Tapi ternyata dugaan ini keliru. Reihana ternyata tertarik masuk dunia politik. Dan incarannya tak main-main. Dia berhasrat ikut Pilkada serentak, 27 November 2024. Targetnya adalah meraih kursi BE 1 A. Yakni dengan mencalonkan diri sebagai Walikota Bandarlampung Periode 2025-2030, menantang walikota incumbent, Eva Dwiana, istri mantan Walikota Bandarlampung dua periode, Herman HN.

Jika nantinya Reihana mendapat perahu partai politik untuk berlayar, tentu pertarungan Pemilihan Walikota Bandrlampung (Pilwakot) akan menarik. Dua bunda, yakni Reihana dan incumbent Bunda Eva, akan bersaing sengit. Memperebutkan suara masyarakat Kota Bandarlampung.

Pastinya Bunda Eva memiliki modal awal yang kuat maju lagi di periode ke 2 sebagai Walikota Bandarlampung. Dimana suaminya Herman HN, pernah memimpin Kota Bandarlampung selama 10 tahun. Dan kemudian dilanjutkannya hampir 5 tahun terakhir.

Dimana semua jaringan tim sukses mulai dari tingkat RT sudah terbentuk. Belum lagi ditambah dukungan aparatur pemerintahan, yang bisa saja bekerja secara “senyap”.

Namun demikian, modal awal ini bisa juga menjadi batu “sandungan”. Terutama bagi mereka yang ingin Kota Bandarlampung mengalami perubahan. Merasa bosan, hampir 15 tahun kota ini hanya dipimpin dari klan atau kelompok yang sama.

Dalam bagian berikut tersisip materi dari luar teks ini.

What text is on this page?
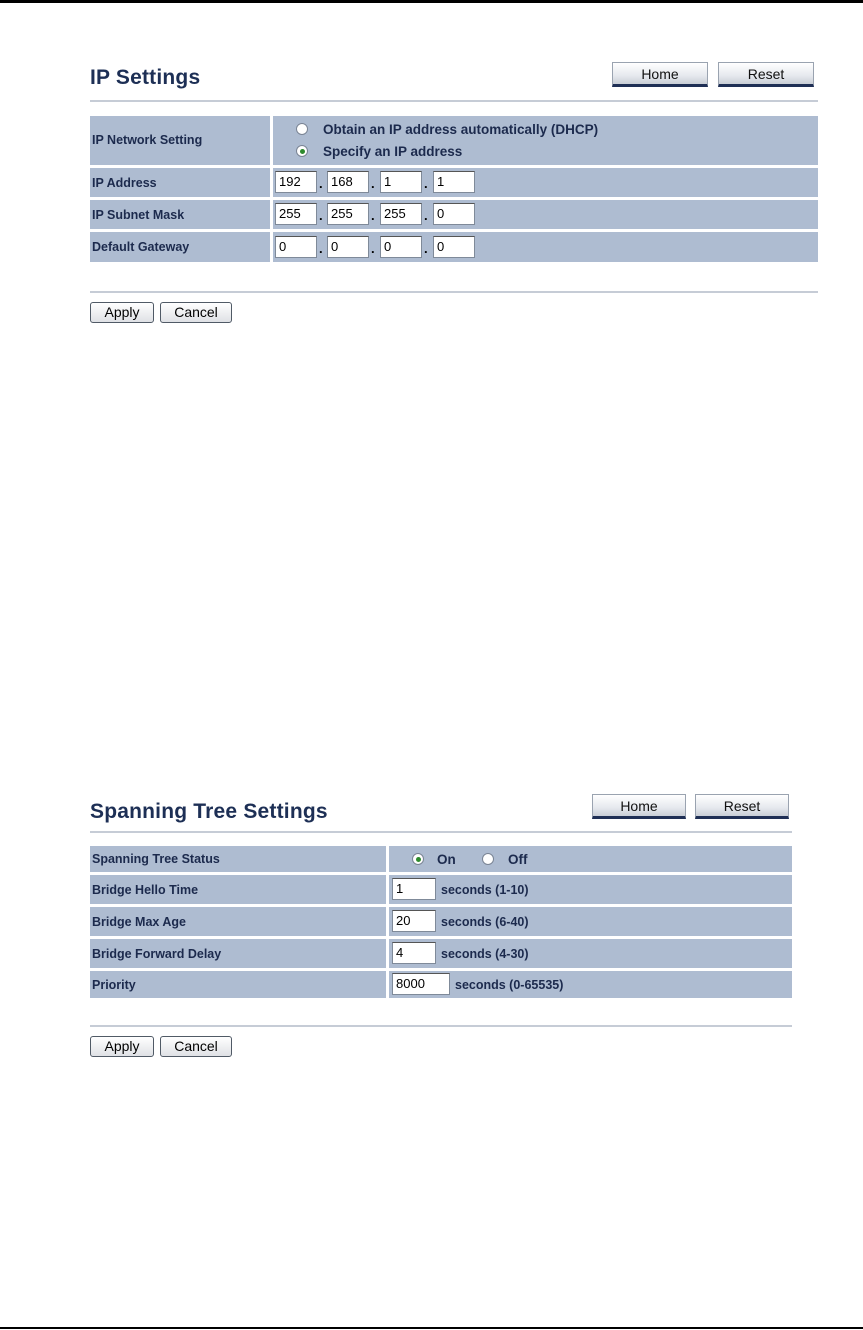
IP Settings	Home	Reset
IP Network Setting
Obtain an IP address automatically (DHCP)
Specify an IP address
IP Address	192	. 168	. 1	. 1
IP Subnet Mask	255	. 255	. 255	. 0
Default Gateway	0	. 0	. 0	. 0
Apply	Cancel
Spanning Tree Settings	Home	Reset
Spanning Tree Status	On	Off
Bridge Hello Time	1	seconds (1-10)
Bridge Max Age	20	seconds (6-40)
Bridge Forward Delay	4	seconds (4-30)
Priority	8000	seconds (0-65535)
Apply	Cancel
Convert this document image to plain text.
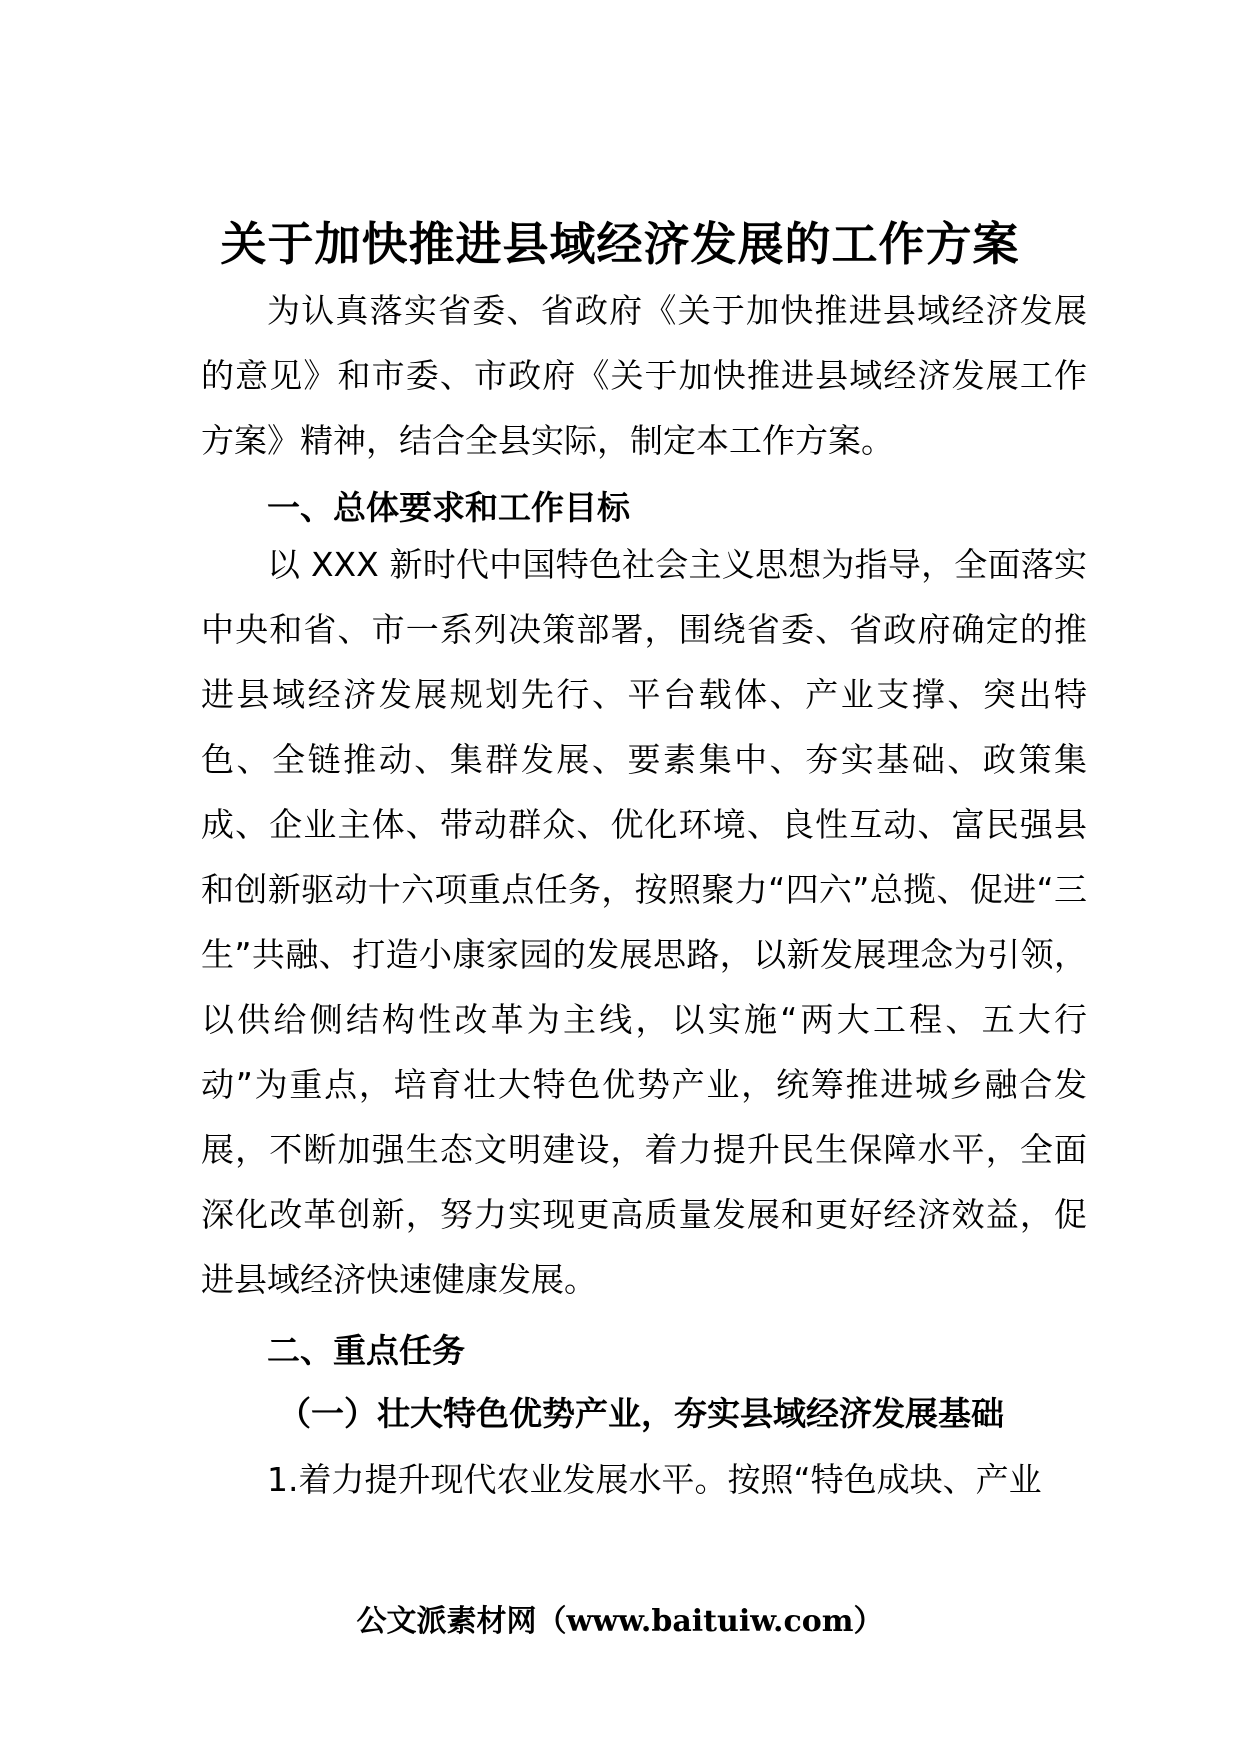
关于加快推进县域经济发展的工作方案
为认真落实省委、省政府《关于加快推进县域经济发展的意见》和市委、市政府《关于加快推进县域经济发展工作方案》精神，结合全县实际，制定本工作方案。
一、总体要求和工作目标
以 XXX 新时代中国特色社会主义思想为指导，全面落实中央和省、市一系列决策部署，围绕省委、省政府确定的推进县域经济发展规划先行、平台载体、产业支撑、突出特色、全链推动、集群发展、要素集中、夯实基础、政策集成、企业主体、带动群众、优化环境、良性互动、富民强县和创新驱动十六项重点任务，按照聚力“四六”总揽、促进“三生”共融、打造小康家园的发展思路，以新发展理念为引领，以供给侧结构性改革为主线，以实施“两大工程、五大行动”为重点，培育壮大特色优势产业，统筹推进城乡融合发展，不断加强生态文明建设，着力提升民生保障水平，全面深化改革创新，努力实现更高质量发展和更好经济效益，促进县域经济快速健康发展。
二、重点任务
（一）壮大特色优势产业，夯实县域经济发展基础
1.着力提升现代农业发展水平。按照“特色成块、产业
公文派素材网（www.baituiw.com）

Selesai suami selama dua periode dilanjutkan sang istri. Mungkin bisa saja setelah selesai sang istri dua periode, nanti dilanjutkan sang anak. Begitu seterusnya. Sampai ke cucu, bahkan ke cicit.

Sebenarnya tak masalah juga, jika suami, terus istri, terus anak, berlanjut ke cicit memimpin kota ini. Konstitusi tidak melarangnya. Tapi tentunya memang terbukti Kota Bandarlampung akan lebih baik dan maju.

Namun demikian, nyatanya meski sudah 15 tahun dipimpin walikota dari Klan yang sama,  problematika “klasik” tetap ada. Malah semakin parah. Sebut saja bencana banjir yang kini setiap waktu menghantui Kota Bandarlampung.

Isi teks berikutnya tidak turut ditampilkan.